In 2012, these delays were further aggravated when the city of Manila imposed a truck ban on routes to the Port of Manila, causing backlogs in releasing and transporting all domestic and international cargo. Most balikbayan box companies, which are based in Parañaque near the airport, were significantly affected by the truck ban until it was resolved.

The industry was scrutinized by the Philippine Senate in 2015, after complaints were brought to the attention of the public via social media after then-Philippine Customs Commissioner Albert Lina, announced the opening of balikbayan boxes for inspection and additional taxes to be imposed. The inquiry brought the passage of the Customs Modernization Act, which had been pending for years, and the inclusion of the Balikbayan Box Law in the act, increasing the tax-exemption ceiling from ₱500 to ₱150,000. This included items being brought home by Filipino tourists from trips abroad, pasalubong or gifts, and returning resident shipments.

To protect consumers, the Department of Trade and Industry (DTI), through its Philippine Shipper's Bureau, conducts regular accreditation of international freight forwarders and discourages consumers from patronizing unaccredited and incredibly cheap shipping companies.

According to the Door to Door Consolidated Association of the Philippines 400,000 balikbayan boxes arrive in the Philippines monthly.

==Description==
Balikbayan boxes may contain items the sender thinks the recipient would like, regardless of whether those items can be bought cheaply in the Philippines, such as non-perishable food, toiletries, household items, electronics, toys, designer clothing, or items difficult to find in the Philippines. A balikbayan box intended for air travel is designed to conform to airline luggage restrictions and many Filipino stores sell them. Some boxes come with a cloth cover and side handles. Others are tightly secured with tape or rope, and thus not confused with an ordinary moving box that is lightly wrapped.

Balikbayan boxes typically are as close to a cube as possible - so as to maximize the volume versus the sum of the length(L), width(W) and height(H). Many airlines restrict the L+W+H to 158cm or 62in, so for checked in boxes, a typical box may be 52cm x 52cm x 52cm or 20.5in x 20.5in x 20.5in.

Shipped boxes are delivered directly to the recipient, usually the family of the overseas Filipino.

==Cultural significance==
Part of the attraction of the balikbayan box is its economic value, as it allows cheaper shipment of items versus shipping in smaller boxes via postal services.
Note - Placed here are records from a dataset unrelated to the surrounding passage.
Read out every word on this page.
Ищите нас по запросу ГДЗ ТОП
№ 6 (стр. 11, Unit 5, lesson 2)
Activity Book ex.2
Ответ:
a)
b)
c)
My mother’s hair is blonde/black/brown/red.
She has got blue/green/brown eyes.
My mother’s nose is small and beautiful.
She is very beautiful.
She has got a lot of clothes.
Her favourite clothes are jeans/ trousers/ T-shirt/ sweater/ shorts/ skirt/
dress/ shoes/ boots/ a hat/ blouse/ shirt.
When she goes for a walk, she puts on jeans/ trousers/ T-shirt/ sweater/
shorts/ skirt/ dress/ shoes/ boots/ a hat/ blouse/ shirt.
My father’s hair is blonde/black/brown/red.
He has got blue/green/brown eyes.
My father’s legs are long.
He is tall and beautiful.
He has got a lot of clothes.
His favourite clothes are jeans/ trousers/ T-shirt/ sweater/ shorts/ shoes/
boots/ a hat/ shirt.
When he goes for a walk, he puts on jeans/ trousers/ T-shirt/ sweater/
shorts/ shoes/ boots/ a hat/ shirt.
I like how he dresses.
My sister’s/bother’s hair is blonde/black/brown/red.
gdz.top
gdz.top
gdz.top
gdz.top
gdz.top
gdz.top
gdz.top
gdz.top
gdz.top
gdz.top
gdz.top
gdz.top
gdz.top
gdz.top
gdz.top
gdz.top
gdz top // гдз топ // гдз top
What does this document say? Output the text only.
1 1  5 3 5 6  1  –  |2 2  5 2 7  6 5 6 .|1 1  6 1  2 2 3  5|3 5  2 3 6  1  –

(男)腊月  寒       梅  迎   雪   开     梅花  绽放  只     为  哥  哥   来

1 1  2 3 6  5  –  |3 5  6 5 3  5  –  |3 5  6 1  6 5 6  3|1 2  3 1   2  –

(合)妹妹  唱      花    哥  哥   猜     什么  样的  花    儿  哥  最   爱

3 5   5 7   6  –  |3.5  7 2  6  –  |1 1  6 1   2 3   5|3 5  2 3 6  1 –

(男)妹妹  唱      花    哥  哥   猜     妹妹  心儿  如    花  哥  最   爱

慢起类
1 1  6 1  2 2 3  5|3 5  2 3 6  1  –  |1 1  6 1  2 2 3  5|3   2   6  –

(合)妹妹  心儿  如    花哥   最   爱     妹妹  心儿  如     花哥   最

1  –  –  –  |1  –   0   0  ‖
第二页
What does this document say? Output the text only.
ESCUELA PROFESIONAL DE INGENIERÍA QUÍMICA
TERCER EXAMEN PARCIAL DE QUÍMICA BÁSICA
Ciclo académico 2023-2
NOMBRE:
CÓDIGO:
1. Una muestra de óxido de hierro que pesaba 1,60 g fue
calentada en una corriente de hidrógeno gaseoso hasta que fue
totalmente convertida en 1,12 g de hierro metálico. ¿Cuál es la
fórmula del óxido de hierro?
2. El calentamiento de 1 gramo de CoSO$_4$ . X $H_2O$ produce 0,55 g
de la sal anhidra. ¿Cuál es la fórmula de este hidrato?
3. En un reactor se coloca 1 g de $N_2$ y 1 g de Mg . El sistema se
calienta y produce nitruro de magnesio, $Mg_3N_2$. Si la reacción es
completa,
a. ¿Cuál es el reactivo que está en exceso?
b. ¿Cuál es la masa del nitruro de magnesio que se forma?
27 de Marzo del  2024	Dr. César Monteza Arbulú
The tradeoff is longer transit time by container ship, typically requiring several weeks, and the lack of a definite delivery date. The balikbayan box is a modern manifestation of the Philippine custom of pasalubong, where domestic or foreign travelers are expected to bring gifts for family, friends and colleagues. Balikbayan boxes provide connection between family in the Philippines and those abroad, and provide goods for the family in the Philippines. It also has been a contributing factor of the Philippines having good trade relations with foreign nations.